Many protesters against a second term for Hernández tweeted @theRealDonaldTrump over the weekend using the hashtag #IDontWantToLeaveMyCountry to connect their struggle to immigration.
“It’s not ideal to leave my country. But many young people are pushed out by violence and lack of opportunity,” engineering student Oscar Alvarado told the Miami Herald about his tweet. He said he would rather stay and fight for a future than migrate. To him, a Nasralla presidency means change. His cousin, Moises Torres, said however he plans to leave Honduras.
“There are no opportunities to grow here,” said Torres.
U.S.-bound migration spiked dramatically in the first six months of the Hernández presidency in 2014 and has continued to rise, according to the Pew Research Center. While the initial 2014 spike likely resulted from policies of former President Porfirio Lobo Sosa, also from the National Party, there is evidence to suggest everyday violence and impunity worsened under Hernández
In particular, critics reference Hernández’s expansion of military presence in civilian areas. Both as president of Congress, and then as president, Hernández was responsible for crafting the legal framework and then implementing the formation of the military police, an elite, heavily armed public security force widely accused of human rights violations. The Documentation Center of Honduras (CEDOH) used public records to demonstrate systemic abuses by military police against the LGBTQ community, activists, NGO workers and journalists among others. Hernández maintains the forces make Honduras safer and are part of a broader security plan.
Since the National Party took control following the 2009 military coup that ousted democratically elected president Manuel Zelaya, Honduras has become increasingly violent. Immigration, both legal and illegal, to the United States skyrocketed.
Iroshka Elvir, wife of opposition candidate Nasralla, stood among protesters outside of the U.S. Embassy on Friday night, despite being pregnant and near her due date. She told the Miami Herald the conditions in Honduras are particularly bad for women, who often make the dangerous trip to the U.S. for lack of other options.

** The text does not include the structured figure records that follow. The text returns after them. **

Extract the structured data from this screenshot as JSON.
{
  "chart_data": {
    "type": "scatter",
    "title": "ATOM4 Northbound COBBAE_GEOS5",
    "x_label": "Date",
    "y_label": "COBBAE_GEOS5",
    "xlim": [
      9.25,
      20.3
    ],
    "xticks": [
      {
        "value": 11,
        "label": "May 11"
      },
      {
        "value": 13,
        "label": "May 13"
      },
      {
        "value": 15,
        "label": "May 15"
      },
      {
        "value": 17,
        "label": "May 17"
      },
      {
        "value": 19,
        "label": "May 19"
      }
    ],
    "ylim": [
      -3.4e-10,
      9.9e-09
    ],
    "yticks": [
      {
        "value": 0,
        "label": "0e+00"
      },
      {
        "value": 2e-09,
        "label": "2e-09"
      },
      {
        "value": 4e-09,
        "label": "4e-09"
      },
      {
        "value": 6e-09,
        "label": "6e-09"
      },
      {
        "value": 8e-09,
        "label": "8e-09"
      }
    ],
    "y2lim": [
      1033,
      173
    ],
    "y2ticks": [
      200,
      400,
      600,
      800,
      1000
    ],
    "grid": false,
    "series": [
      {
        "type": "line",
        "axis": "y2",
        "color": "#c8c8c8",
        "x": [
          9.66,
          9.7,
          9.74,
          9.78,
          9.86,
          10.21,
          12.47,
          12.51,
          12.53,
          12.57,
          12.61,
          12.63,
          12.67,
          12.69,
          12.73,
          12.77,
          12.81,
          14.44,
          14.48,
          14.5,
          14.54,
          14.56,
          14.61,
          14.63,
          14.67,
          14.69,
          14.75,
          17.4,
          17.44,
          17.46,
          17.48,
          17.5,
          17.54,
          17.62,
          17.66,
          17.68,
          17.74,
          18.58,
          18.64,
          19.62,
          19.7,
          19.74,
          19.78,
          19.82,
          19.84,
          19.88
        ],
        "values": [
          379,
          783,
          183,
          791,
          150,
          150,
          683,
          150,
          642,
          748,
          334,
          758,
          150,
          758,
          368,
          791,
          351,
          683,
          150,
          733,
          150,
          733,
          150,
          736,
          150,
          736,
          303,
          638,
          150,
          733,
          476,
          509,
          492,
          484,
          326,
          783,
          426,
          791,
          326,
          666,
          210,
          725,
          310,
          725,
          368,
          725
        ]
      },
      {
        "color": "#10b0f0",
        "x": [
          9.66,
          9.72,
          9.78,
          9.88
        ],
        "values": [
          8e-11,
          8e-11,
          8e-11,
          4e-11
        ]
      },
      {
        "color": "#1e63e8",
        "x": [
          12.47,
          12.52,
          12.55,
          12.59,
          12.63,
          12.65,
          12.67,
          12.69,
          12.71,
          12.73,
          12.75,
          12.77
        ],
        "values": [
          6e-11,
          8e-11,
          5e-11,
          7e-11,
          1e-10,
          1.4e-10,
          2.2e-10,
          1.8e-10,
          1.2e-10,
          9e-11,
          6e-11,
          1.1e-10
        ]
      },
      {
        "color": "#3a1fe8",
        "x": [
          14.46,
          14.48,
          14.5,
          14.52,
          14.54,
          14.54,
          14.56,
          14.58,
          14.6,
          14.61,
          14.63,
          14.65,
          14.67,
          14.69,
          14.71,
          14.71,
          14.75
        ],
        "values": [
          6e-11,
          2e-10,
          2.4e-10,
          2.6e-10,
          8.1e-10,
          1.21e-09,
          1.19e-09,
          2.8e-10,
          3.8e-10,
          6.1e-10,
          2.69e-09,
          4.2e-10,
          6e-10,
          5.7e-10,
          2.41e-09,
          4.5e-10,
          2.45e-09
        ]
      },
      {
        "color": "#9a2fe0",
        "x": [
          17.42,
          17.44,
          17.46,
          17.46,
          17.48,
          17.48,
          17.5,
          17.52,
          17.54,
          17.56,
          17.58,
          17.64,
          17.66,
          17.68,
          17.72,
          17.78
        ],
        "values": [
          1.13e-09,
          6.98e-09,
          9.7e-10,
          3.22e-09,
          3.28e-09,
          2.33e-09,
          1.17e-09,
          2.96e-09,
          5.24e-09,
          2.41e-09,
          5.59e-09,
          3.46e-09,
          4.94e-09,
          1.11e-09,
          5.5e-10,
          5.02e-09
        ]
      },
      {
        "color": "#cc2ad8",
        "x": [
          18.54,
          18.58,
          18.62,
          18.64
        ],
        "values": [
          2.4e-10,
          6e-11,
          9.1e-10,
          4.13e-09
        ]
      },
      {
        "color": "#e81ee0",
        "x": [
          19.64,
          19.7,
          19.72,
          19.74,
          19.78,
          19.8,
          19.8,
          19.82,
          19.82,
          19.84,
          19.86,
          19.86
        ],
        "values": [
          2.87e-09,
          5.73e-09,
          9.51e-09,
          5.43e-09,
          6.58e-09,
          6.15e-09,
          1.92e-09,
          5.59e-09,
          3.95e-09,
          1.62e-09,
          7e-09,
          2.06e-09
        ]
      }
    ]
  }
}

“It’s important to help these women here so that they can help their families in Honduras, not in the United States,” Elvir told the Miami Herald. She said corruption by the current administration means less support for women and families. “No one should have to leave their country to be able to feed their families.”
Despite an early lead,” Nasralla is now behind Hernández by a fraction of a percent two weeks after the election. The Supreme Electoral Tribunal, controlled by the National Party, has yet to announce a winner. Both candidates have declared victory.
The election itself was riddled with irregularities. After four of his handpicked supreme court justices overturned the presidential term limit in 2015, Hernández declared he would run for a second term as president, which was previously illegal under the Honduran law. At the polls, international observers documented everything from vote buying to armed forces apparently intimidating voters. Nasralla has claimed the fraud was electronic, and vote counts changed by hand.
A partial recount is occurring, but protesters are demanding a full recount or a second round of elections in the face of what they believe has been blatant fraud.
The U.S. Embassy, which has made only vague statements on the election but has traditionally supported Hernández, became a target due to the power it holds over the Central American nation. Nasralla spoke with the Miami Herald as he marched with protesters toward the embassy on Sunday.
“This ends when the United States, the Organization of American States, and the European Union understand that Honduras doesn’t want drug traffickers in charge of our country,” Nasralla said, referencing a high-level drug smuggling investigation in the United States that may implicate Hernández. “Honduras wants freedom.”
Sunday’s march was festive and peaceful. The police presence was lighter than at last weekend’s marches, in which protesters and police clashed across the country and a 19-year-old was killed.